David Rodeback's Blog
Local Politics and Culture, National Politics,
Wednesday, October 6, 2004
Kerry/Edwards Should Worry About This Undecided Voter
No, I don't mean I am an undecided voter - though I might be, if the Democrats had nominated someone with a brain, a spine, and a healthy comprehension of the war on Islamo-Fascist terror, like Zell Miller.
I sometimes wonder about the undecided voters to whom the media and the campaigns pander. I wonder how anyone with any principles and any awareness of the world could be undecided in the current pre-election climate, when the choices - at least in the presidential race - are so clear-cut.
Lately, though, I've been running into a certain sort of undecided voter who is far from the milquetoast, vacuous creature I usually envision when I hear the words undecided and voter juxtaposed. This voter is fairly intelligent and shows at least a moderate level of awareness of the world and its challenges. This voter tends to be female, but could be male.
But here's the interesting part: This voter is not vacillating between George W. Bush and John Kerry. She (because I have to pick a pronoun) already hates the incumbent and probably wouldn't vote for him if you put a gun to her head.

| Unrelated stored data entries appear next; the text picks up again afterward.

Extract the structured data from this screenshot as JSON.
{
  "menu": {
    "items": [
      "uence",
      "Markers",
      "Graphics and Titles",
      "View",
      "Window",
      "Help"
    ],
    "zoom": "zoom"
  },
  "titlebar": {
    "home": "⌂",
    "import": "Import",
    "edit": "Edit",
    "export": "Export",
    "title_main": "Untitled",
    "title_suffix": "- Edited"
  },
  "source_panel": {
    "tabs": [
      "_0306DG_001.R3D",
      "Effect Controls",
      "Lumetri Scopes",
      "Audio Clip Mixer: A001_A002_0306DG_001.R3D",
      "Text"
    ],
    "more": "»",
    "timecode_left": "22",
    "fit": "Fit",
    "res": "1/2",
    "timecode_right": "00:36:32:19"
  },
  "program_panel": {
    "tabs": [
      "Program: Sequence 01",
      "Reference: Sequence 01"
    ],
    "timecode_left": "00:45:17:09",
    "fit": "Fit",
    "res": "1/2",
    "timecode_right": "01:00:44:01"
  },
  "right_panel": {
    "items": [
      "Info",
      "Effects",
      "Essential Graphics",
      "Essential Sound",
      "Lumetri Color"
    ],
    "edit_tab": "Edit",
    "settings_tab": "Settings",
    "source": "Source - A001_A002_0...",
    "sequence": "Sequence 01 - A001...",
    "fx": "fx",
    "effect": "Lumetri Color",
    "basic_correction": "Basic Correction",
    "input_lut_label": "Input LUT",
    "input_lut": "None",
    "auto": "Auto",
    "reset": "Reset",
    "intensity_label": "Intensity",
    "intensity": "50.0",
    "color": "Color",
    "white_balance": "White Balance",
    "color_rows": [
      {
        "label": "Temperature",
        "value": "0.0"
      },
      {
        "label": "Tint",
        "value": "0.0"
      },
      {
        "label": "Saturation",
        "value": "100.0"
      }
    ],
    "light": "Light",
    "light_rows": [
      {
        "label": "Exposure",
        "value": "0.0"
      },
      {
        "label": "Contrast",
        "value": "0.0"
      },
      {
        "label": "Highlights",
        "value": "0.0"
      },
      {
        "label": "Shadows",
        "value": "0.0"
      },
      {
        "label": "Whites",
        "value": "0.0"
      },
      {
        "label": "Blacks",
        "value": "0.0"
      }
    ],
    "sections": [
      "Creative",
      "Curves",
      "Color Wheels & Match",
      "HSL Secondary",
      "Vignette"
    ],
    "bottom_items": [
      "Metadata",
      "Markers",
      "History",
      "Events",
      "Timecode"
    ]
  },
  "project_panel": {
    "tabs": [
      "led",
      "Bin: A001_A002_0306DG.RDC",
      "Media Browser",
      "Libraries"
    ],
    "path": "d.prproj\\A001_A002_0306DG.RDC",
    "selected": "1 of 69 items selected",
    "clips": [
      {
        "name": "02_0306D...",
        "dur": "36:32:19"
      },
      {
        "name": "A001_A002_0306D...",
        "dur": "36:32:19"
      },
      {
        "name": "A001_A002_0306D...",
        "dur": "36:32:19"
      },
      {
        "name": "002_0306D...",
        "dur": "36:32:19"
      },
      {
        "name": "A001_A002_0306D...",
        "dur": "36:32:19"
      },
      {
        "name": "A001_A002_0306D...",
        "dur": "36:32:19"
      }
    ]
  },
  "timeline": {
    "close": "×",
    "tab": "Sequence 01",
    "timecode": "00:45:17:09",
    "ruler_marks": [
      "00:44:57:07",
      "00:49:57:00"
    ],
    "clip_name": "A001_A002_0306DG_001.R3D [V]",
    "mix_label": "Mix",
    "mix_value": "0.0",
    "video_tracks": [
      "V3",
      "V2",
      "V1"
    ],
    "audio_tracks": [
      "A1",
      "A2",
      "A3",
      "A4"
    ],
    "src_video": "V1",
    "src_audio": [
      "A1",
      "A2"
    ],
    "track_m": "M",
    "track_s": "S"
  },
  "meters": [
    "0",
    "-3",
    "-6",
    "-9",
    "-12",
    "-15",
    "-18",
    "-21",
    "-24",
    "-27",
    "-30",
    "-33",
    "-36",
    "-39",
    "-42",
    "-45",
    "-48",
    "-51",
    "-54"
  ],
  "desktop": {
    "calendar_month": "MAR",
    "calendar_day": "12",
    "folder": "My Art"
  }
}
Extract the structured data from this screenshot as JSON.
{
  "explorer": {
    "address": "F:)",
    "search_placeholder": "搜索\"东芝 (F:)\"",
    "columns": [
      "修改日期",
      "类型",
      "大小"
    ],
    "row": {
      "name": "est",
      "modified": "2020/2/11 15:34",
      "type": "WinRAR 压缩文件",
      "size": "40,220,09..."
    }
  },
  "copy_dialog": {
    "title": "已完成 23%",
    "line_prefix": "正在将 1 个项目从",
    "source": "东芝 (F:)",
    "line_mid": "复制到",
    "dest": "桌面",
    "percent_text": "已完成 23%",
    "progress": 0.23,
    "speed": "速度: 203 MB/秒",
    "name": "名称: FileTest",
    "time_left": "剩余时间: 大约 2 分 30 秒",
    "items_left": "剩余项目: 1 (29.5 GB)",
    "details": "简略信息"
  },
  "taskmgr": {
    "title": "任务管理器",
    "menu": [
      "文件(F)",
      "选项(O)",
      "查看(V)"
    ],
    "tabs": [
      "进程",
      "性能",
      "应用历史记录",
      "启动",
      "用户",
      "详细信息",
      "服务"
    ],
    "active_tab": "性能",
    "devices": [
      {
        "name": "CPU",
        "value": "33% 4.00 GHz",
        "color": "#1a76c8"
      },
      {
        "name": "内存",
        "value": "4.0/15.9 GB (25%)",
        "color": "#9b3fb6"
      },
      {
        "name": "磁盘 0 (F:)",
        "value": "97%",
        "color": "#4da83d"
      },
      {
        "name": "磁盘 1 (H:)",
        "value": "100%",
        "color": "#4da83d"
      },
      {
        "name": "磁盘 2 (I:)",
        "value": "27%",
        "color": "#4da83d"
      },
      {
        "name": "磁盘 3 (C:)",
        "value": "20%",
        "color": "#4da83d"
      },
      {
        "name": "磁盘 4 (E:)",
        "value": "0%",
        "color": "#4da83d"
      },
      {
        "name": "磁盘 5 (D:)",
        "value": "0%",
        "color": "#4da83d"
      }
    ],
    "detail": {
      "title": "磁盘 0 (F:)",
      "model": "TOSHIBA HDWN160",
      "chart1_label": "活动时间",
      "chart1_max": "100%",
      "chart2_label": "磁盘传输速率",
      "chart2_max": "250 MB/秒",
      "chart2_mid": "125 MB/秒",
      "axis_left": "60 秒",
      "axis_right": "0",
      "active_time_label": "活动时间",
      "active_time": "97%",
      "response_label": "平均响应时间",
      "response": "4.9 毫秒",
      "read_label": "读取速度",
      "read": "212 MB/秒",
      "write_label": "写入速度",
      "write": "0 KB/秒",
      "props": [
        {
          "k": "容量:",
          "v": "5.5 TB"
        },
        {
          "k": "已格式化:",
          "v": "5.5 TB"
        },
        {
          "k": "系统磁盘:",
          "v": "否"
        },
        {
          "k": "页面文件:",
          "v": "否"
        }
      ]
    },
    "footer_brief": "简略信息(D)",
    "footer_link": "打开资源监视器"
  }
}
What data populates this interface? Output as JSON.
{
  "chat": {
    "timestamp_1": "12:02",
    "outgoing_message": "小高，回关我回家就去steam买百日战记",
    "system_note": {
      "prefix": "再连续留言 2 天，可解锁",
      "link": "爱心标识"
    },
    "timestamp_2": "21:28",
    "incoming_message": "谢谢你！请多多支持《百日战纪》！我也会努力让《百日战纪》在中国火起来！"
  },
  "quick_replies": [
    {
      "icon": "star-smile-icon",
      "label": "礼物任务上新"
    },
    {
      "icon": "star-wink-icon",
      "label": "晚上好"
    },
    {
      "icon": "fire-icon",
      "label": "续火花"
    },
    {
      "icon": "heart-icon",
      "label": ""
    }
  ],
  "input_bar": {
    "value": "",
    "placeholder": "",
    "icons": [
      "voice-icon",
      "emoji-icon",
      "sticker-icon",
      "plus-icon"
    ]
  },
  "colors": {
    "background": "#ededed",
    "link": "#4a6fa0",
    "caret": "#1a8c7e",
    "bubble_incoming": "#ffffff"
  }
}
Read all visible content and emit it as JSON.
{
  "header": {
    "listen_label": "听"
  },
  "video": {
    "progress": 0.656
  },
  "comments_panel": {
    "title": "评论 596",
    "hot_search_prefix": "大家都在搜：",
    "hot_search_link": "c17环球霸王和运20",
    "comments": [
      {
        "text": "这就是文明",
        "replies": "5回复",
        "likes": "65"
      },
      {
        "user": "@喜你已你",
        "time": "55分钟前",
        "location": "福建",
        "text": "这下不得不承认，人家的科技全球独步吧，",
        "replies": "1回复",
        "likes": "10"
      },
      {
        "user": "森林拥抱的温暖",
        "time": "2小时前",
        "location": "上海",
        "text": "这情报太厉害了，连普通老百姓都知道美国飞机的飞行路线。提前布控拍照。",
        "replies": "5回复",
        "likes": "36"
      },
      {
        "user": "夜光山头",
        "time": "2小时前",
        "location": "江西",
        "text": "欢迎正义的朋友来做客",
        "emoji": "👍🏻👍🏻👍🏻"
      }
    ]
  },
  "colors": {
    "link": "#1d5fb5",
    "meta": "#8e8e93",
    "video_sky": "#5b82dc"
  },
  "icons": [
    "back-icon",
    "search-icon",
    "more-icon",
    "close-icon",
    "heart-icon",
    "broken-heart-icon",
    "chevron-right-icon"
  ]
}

She thinks the current administration is a bunch of cynical, corrupt liars, especially about Iraq. (I'm not sure that's a rational position, but that's another story.) What she's undecided about would scare me to death, if I had a personal interest in the future of the Democratic Party.
Despite her hatred of President Bush and her excessive susceptibility to the spin of the Big Media Acronyms, she is not certain that she can bring herself to vote for John Kerry. She doesn't think he's presidential material, and she's disgusted that the Democratic Party couldn't come up with a more credible candidate, with a respectable record and some firm personal convictions beyond the basic conviction that he deserves to be president. Her choice is between voting for John Kerry and not voting at all - or voting for a third-party candidate, which amounts to the same thing.
Here's the dilemma, if you're one of the hundreds of people trying to make decisions for the Kerry campaign. Bashing President Bush isn't going to sway her; she already hates him. Persuading her to believe in John Kerry as a firm, visionary, truth-telling leader is next to impossible, because the accumulated evidence is so overwhelming to the contrary. The only real solution would be to change the candidate. It's too late to do that for real, and I don't think a last-minute political and character conversion would be convincing, even if it were genuine. But it might be interesting to watch the attempt.